England, having been the dominant nation in what was once the four nations in the Union of Great Britain and Ireland, in recent years became the most invisible one. Especially as the Scots and the Welsh followed the examples of Irish nationalists and affirmed their identity. But you can never suppress what is inherent in any culture, and "England" began to reassert herself in a number of ways.
First came the cross of St George, often hoisted at football matches. A perfectly nice group representing English Heritage emerged and then a rather nasty one called the English Defence League followed.
As Scotland got its own parliament, there were English protests about "the West Lothian question": it was unfair that Scottish Members of Parliament could vote on English matters at Westminster, while English MPs could not vote on Scottish matters in Edinburgh.
And then came the riots which, the Celtic nations were insistently pointing out, were confined to England -- which indeed they were.
There are social problems in England which are different from those in Scotland and Wales. Scotland has a better education system (although a more serious national problem with alcohol, and with sectarianism too); Welsh society is more family-based and with greater community cohesion based on language and religious ties, and it has not had to absorb so many migrants.
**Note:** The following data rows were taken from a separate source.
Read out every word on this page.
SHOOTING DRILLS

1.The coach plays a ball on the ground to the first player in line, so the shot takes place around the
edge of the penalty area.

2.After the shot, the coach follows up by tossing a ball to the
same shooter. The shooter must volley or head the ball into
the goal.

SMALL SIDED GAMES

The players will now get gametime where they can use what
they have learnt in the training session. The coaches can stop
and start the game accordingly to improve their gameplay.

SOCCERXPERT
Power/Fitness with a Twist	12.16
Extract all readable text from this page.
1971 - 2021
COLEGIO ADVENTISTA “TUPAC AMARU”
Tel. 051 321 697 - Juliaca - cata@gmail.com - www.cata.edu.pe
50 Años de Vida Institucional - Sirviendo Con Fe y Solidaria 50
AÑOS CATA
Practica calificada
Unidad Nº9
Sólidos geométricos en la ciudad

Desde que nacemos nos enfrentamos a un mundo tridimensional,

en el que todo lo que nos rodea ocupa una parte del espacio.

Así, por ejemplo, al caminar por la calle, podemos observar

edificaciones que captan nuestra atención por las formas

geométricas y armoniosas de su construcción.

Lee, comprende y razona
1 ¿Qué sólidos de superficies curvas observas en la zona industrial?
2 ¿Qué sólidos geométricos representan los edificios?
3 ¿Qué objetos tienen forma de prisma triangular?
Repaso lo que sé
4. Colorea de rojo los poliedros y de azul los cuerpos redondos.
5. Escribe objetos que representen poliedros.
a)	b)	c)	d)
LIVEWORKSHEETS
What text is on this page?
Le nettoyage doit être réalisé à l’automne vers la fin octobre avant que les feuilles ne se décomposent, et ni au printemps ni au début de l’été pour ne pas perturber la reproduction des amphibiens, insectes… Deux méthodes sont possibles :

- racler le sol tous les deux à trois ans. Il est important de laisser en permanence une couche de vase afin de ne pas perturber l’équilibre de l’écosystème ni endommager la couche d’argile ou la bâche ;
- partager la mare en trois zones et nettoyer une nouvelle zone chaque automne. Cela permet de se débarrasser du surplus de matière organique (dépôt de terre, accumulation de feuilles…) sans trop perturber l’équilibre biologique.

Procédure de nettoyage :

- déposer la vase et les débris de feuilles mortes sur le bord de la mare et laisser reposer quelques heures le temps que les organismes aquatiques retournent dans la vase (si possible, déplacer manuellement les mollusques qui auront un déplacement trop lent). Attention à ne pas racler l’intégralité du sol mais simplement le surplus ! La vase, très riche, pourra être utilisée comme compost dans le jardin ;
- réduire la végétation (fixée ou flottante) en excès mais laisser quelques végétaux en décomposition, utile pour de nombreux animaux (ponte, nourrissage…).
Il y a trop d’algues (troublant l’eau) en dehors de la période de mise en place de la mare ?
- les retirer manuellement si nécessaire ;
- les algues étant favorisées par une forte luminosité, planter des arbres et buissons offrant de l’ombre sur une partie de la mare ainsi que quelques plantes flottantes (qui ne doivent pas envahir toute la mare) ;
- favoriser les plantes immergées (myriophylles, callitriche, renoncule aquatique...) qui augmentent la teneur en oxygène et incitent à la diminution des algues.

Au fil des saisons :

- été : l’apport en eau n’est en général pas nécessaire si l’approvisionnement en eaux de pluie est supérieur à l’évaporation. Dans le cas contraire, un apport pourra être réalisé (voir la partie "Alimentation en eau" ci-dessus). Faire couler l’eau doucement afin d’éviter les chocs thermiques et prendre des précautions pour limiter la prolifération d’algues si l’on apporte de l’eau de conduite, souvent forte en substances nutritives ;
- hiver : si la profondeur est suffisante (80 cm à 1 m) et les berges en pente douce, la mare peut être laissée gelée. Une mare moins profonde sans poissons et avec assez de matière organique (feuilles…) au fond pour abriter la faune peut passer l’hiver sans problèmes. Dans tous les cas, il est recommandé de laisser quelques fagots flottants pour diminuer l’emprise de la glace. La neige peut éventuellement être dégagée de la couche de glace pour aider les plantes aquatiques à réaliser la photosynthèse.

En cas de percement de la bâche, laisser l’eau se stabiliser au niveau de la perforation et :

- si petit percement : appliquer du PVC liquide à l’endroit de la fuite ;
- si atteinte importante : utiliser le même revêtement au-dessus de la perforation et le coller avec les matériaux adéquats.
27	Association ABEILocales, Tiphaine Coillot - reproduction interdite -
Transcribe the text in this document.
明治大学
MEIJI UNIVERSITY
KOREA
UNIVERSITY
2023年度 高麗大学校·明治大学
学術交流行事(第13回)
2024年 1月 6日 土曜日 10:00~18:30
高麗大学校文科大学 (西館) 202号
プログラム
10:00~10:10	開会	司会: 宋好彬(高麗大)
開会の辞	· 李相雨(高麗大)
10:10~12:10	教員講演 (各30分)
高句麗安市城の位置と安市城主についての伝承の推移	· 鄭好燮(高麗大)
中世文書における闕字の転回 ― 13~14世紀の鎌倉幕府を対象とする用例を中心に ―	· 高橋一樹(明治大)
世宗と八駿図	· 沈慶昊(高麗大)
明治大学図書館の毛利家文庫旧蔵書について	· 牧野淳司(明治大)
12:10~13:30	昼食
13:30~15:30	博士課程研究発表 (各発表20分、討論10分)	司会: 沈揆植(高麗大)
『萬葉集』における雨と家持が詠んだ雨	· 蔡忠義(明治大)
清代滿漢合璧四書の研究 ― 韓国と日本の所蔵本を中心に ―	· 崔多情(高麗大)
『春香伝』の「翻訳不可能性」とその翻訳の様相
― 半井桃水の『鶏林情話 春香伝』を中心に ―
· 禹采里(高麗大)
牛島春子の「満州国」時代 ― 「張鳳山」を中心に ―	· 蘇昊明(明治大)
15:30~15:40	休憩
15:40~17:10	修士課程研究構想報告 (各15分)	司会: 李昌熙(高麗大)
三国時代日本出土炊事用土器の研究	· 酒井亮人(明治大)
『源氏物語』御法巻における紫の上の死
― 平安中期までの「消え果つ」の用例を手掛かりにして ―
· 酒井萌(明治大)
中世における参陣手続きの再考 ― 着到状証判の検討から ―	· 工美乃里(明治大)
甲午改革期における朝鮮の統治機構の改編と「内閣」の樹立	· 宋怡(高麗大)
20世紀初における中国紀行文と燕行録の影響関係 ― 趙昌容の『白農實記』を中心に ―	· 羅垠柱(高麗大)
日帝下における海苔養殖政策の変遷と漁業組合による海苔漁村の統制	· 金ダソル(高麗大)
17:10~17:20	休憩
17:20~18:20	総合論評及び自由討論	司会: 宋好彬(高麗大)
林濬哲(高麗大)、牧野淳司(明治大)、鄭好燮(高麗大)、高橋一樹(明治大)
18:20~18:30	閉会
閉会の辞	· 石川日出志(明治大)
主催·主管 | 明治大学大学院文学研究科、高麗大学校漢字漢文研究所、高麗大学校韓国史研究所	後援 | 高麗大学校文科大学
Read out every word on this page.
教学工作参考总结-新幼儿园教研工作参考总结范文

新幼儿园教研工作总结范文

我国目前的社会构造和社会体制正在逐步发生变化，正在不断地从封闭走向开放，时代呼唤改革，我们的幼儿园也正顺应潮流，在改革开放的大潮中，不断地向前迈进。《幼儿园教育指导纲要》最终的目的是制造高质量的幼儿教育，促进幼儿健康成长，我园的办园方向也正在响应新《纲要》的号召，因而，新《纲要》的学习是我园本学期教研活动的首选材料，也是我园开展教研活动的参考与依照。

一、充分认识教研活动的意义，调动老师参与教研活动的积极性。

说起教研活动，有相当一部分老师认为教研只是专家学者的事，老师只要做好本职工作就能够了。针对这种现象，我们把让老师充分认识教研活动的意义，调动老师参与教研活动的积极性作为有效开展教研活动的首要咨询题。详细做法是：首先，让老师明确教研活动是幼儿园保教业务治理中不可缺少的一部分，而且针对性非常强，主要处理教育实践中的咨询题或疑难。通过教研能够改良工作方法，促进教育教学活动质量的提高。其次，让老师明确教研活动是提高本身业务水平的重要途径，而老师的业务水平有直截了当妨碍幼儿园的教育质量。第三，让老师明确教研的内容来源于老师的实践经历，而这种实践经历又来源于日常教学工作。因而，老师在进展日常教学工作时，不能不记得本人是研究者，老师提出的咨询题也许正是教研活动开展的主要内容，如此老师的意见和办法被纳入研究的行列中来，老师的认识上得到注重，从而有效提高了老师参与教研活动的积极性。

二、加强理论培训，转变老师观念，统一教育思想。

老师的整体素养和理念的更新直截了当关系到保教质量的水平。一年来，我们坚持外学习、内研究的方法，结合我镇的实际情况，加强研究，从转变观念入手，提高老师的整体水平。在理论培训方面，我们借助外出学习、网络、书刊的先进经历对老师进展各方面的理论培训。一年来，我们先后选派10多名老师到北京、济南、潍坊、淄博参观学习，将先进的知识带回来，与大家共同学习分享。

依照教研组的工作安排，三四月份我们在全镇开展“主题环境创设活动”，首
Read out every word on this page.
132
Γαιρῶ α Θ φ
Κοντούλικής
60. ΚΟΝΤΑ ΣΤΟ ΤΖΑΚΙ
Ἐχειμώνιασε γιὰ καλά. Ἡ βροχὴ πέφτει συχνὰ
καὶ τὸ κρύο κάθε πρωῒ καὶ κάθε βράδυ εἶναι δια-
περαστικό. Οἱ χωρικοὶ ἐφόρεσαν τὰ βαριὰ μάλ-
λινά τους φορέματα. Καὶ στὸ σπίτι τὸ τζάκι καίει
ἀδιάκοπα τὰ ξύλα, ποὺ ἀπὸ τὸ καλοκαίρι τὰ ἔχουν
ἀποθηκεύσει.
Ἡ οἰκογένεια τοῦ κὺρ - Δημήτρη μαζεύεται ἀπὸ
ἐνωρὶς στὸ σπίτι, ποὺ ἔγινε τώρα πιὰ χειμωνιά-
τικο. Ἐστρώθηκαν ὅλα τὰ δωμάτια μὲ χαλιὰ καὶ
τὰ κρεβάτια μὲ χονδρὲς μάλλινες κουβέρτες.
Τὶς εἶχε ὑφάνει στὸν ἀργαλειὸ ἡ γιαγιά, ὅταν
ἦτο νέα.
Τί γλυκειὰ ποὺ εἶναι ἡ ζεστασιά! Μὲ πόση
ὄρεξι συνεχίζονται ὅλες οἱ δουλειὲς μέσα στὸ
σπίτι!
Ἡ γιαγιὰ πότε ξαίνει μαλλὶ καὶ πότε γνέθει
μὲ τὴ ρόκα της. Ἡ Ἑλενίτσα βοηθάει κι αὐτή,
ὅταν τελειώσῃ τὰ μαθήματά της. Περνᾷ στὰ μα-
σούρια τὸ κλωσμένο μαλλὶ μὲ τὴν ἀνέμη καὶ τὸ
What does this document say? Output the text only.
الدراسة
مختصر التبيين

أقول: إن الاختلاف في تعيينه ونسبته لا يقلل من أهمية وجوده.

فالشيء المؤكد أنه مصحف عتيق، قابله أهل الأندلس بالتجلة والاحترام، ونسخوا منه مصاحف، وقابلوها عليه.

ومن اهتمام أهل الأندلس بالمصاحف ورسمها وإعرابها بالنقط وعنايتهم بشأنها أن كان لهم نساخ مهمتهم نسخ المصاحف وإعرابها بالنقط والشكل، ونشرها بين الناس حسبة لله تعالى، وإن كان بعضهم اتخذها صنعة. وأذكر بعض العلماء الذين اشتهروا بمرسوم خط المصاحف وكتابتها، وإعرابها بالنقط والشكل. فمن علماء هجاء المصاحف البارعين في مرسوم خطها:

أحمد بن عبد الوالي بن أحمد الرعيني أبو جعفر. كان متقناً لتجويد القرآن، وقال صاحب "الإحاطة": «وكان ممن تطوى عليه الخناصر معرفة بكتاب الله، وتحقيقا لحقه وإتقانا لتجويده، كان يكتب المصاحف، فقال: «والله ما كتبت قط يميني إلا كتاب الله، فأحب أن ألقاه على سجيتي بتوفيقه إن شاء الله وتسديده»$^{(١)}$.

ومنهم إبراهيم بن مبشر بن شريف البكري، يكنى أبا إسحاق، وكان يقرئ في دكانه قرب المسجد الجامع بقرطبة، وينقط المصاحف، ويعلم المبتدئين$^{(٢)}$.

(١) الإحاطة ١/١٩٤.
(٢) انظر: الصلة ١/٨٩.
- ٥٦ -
So England has re-emerged as a separate concept. It's just rather sad that it has taken this week of civil disorder -- and loss of life -- to make that point.
Britain, and the United Kingdom, are political, or passport, definitions. England, Scotland and Wales are cultural and even national distinctions, and it is right that they should be seen separately. Poetry and rhetoric, too, have always favoured cultural identity, rather than political entities: Browning didn't write, "Oh, to be in Britain, now that April's there" and Nelson didn't say, "Britain expects that every man this day will do his duty".
And there is one consolation for the men and women of the English nation this week: the triumphal performance of "England" in its cricket game against India.